Pemberlakuan itu akan meningkatkan biaya tarif tahunan Rusia dengan total 3,9 miliar yen.
Sementara itu, tidak akan ada perubahan status bebas bea untuk impor gas alam cair dan paladium dari Rusia.
Sebelumnya, Australia juga akan melarang pasokan, penjualan, atau transfer barang-barang mewah tertentu secara langsung atau tidak langsung ke Rusia. Larangan itu berlaku mulai 7 April 2022.
Di Eropa, sanksi untuk Rusia juga kian bertambah. Kali ini, Uni Eropa mengusulkan agar menyetop impor batu bara dari Negeri Beruang Merah tersebut.

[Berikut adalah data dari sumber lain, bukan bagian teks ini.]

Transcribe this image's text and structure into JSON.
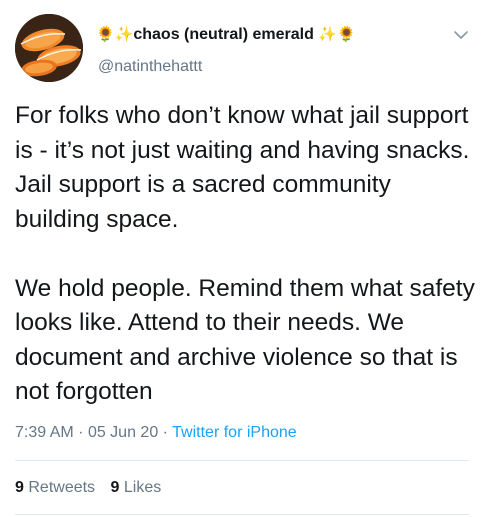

Bahkan, impor minyak mentah dari Rusia pun diwacanakan untuk disetop.
Berita tentang sanksi tambahan tersebut membuat Rusia menjadi negara dengan rekor sanksi internasional terbanyak, mengalahkan Iran dan Korea Utara. Sanksi yang telah merusak ekonomi Rusia terjadi setelah Kremlin menyerang Ukraina diperparah oleh dugaan kejahatan perang baru-baru ini terhadap warga sipil di Bucha.
Presiden Ukraina Volodymyr Zelensky mengatakan insiden genosida di Bucha merupakan kejahatan perang yang dilakukan Rusia. Saat muncul di PBB, Zelensky menyerukan pengadilan bergaya Nuremberg untuk menyelidiki dan menuntut kejahatan perang Rusia.
"Pembantaian di kota kami, Bucha, hanya satu dari banyak contoh dari apa yang telah dilakukan penjajah di tanah kami selama 41 hari terakhir," kata Zelensky.
Sejak Rusia menginvasi bekas tetangga Sovietnya pada 24 Februari, lebih dari 1.400 orang telah tewas, termasuk 61 anak-anak. Namun, PBB memperkirakan jumlah korban tewas kemungkinan lebih tinggi karena konflik bersenjata telah menunda laporan.